ReplyDeleteI suspect the real basis of the comment, "the infrastructure can't support it" is based in the frustration many feel as they sit through a traffic light for the 2nd, 3rd, or 4th time in areas where traffic was once free flowing. And also at the degradation of some main arteries based on the higher usage they now sustain.
I do hope they can achieve some degree of the "Bishop Arts" vibe in and around 75 at Main. Frankly, I liked your idea of putting 75 below ground level and turning that entire area into a pedestrian park akin to what is seen over Woodall Rogers in downtown Dallas.
At least, that is one man's opinion.
Gary, you make good points. Tax abatements have been handed out too freely. But note that the ones I'm aware of are abatements for city taxes, not school taxes.
ReplyDeleteAlso note that tax abatements are temporary, but cities live forever. In the long run, there will be additional funds for those streets. Not as much funds as if the tax abatements were treated like handing out real money (which they are), but still more than if those parking lots remained undeveloped forever.
As for keeping the cars moving, I think designing our cities for max cars is another source of unsustainability. Paving enough lanes so you don't ever have to wait for two or three light changes to get through an intersection during morning and evening commutes leaves us with streets that are ridiculously over-built the other 18 hours in the day.

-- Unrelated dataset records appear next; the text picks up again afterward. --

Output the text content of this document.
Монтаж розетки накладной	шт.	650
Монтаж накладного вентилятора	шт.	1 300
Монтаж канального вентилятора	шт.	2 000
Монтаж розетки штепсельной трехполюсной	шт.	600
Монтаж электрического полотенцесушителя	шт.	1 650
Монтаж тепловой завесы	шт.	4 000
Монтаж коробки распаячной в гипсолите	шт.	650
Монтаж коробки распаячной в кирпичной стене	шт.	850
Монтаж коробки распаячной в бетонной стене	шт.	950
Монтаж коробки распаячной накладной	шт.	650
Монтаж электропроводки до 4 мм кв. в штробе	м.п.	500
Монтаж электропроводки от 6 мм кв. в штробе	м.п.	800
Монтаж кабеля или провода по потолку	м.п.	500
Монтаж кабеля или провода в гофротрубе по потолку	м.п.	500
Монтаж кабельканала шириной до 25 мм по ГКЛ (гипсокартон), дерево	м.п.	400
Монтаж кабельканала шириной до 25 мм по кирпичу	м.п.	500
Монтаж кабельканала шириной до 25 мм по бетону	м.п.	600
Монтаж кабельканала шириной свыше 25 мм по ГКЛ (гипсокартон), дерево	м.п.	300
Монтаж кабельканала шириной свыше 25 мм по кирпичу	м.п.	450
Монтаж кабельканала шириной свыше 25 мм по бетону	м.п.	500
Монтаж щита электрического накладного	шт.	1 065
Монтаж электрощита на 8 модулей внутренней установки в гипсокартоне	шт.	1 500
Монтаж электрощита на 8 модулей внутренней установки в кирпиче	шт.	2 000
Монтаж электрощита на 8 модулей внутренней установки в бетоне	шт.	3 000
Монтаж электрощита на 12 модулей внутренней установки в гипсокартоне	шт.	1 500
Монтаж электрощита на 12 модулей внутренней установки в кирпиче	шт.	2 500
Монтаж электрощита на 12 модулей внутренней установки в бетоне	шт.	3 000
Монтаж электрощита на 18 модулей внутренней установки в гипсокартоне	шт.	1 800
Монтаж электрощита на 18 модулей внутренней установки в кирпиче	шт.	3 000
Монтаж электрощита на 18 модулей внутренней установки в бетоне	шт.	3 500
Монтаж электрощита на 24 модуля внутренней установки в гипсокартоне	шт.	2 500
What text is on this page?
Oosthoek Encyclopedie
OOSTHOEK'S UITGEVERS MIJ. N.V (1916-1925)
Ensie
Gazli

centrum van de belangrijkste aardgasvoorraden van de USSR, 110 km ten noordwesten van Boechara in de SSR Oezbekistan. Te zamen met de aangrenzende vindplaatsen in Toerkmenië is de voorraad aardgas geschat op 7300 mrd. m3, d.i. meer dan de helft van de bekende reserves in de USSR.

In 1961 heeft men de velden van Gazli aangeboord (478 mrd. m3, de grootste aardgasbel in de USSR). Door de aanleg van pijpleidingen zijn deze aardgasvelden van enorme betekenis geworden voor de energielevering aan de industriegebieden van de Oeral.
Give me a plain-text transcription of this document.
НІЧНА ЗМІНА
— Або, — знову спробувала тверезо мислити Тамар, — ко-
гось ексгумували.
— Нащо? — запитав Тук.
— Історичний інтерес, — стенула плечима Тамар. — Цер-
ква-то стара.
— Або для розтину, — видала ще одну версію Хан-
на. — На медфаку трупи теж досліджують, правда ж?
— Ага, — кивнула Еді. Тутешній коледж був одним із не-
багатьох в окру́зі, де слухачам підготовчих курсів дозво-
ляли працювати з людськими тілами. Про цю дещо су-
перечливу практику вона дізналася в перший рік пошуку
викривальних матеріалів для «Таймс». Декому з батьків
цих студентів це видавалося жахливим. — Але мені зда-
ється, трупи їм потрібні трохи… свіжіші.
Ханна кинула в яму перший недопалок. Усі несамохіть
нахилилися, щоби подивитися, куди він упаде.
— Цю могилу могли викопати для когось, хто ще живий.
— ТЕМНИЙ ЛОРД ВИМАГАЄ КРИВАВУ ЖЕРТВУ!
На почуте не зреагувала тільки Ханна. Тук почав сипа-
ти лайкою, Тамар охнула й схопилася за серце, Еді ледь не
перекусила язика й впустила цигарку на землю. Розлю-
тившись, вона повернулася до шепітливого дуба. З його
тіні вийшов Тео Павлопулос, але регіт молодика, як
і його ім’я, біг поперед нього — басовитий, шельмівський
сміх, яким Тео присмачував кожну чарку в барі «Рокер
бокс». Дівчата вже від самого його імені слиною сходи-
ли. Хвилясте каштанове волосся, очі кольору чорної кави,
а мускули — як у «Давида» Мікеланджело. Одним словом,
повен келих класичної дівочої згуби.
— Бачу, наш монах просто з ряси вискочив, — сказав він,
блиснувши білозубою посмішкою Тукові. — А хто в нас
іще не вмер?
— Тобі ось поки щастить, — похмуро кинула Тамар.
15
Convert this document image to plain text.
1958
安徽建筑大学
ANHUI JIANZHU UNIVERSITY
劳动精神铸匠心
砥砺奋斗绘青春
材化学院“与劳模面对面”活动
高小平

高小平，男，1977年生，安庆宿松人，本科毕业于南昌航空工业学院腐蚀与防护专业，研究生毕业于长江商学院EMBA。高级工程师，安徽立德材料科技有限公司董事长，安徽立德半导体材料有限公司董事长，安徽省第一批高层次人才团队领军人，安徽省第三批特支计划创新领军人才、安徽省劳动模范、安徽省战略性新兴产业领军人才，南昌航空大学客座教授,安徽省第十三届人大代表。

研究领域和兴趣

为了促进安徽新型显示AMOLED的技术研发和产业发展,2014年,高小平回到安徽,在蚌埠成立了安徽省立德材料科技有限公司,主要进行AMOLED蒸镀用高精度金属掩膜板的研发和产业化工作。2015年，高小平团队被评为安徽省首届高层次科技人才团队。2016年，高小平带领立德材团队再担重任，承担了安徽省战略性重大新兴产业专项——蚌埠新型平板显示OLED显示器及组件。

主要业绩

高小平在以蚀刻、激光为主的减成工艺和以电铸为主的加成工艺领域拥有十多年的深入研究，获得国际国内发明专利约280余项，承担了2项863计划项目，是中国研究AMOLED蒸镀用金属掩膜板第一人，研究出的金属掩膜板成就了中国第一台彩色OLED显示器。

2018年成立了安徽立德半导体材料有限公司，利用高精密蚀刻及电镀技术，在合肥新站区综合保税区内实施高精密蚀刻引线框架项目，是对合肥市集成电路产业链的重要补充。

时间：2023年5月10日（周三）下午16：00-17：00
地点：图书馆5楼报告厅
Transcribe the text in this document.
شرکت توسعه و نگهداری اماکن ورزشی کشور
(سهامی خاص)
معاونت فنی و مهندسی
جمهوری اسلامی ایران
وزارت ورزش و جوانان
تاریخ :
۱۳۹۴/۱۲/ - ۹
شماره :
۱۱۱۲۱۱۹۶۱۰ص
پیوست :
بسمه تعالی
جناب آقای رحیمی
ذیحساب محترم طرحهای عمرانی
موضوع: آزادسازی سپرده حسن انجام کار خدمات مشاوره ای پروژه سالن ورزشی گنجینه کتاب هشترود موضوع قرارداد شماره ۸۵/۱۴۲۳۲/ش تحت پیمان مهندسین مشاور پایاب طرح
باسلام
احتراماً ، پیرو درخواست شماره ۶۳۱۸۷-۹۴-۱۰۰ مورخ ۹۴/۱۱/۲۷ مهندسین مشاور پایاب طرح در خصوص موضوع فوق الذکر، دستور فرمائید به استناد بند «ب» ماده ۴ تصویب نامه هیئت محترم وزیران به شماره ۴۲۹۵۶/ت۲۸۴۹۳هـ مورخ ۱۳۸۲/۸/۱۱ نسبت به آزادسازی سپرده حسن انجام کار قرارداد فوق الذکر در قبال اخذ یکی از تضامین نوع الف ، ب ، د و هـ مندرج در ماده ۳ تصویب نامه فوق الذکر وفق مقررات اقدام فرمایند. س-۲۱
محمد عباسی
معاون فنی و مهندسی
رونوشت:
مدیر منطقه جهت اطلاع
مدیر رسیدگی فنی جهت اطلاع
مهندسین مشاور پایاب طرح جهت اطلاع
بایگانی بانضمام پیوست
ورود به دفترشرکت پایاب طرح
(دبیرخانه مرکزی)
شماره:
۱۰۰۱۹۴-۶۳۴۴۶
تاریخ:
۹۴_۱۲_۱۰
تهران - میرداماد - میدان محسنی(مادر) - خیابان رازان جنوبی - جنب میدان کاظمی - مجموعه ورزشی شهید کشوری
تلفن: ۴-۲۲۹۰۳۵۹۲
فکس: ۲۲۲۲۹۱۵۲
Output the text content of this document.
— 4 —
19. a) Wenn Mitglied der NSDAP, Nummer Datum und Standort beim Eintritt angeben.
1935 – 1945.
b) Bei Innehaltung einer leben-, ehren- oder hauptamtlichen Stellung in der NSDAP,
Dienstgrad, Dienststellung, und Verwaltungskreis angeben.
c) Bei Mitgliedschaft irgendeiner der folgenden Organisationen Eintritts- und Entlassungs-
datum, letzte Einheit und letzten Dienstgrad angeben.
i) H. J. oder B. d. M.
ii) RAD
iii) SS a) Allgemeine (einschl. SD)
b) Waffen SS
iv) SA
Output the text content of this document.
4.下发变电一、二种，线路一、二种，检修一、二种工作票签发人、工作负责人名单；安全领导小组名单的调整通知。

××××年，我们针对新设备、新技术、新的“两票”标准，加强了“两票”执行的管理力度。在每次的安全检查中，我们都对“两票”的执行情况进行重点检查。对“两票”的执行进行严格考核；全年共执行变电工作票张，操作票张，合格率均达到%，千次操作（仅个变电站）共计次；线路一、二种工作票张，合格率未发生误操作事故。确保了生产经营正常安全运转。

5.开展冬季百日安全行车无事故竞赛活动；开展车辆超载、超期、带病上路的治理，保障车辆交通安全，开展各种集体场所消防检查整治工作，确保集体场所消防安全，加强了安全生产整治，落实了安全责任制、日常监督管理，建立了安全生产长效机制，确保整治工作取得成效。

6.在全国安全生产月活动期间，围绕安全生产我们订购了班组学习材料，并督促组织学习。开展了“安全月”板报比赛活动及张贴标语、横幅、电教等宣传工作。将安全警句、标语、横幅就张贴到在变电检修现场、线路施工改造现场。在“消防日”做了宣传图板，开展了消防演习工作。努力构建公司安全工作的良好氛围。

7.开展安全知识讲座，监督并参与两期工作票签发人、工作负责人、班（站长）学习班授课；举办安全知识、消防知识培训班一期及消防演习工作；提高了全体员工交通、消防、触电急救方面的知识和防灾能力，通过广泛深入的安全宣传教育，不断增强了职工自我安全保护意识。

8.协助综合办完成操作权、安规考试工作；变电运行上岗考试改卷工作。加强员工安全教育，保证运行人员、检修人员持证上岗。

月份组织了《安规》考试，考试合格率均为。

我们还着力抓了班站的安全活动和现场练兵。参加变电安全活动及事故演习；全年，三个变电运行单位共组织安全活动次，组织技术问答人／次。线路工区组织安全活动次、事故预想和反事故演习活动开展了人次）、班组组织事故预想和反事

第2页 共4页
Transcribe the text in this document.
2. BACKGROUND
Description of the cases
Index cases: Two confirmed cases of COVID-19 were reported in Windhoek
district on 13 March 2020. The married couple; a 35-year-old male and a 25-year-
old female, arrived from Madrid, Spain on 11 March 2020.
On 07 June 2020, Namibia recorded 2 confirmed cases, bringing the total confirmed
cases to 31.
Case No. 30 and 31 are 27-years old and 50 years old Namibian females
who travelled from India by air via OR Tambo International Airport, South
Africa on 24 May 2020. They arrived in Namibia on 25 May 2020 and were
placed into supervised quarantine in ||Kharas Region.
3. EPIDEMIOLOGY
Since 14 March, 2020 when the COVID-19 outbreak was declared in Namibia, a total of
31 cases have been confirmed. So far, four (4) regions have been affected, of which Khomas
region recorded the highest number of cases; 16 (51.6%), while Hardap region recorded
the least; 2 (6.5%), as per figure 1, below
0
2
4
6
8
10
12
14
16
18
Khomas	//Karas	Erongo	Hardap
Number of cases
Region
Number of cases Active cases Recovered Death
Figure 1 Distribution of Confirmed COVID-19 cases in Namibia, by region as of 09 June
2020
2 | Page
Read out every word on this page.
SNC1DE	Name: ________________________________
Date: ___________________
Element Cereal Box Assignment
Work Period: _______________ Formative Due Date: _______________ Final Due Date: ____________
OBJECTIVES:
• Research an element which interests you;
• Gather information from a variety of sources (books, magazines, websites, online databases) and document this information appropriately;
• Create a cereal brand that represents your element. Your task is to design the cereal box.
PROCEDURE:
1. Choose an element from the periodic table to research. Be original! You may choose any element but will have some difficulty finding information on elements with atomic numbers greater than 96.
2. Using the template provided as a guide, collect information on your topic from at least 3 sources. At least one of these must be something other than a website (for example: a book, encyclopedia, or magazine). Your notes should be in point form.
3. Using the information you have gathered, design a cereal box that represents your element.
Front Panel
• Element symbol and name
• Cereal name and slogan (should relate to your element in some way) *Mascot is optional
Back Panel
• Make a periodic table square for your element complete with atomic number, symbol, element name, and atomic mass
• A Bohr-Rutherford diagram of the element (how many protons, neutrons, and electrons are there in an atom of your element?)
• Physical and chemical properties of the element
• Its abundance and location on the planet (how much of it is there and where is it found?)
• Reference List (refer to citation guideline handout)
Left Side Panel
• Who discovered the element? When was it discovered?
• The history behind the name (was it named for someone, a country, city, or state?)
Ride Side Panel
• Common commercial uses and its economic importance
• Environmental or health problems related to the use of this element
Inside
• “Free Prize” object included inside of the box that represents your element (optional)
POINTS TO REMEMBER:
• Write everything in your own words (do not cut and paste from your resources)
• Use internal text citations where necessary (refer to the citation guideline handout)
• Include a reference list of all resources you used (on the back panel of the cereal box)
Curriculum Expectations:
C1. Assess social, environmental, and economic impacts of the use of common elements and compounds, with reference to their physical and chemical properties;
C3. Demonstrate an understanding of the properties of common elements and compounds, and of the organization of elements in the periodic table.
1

Our lack of patience is extravagantly expensive.
Hopefully, as time passes, Richardson will move farther along the path of the 2009 Comprehensive Plan and actually have more "transit oriented" development so that there will be affordable and reasonable alternatives to having to essentially drive everywhere you may need to go. Granted shifting the societal and cultural mindset away from driving to biking, walking, busing, or trains will take quite some time to accomplish but as each of these alternatives is more properly designed into the "design" fabric of the city they will be more acceptable. And more mature and available.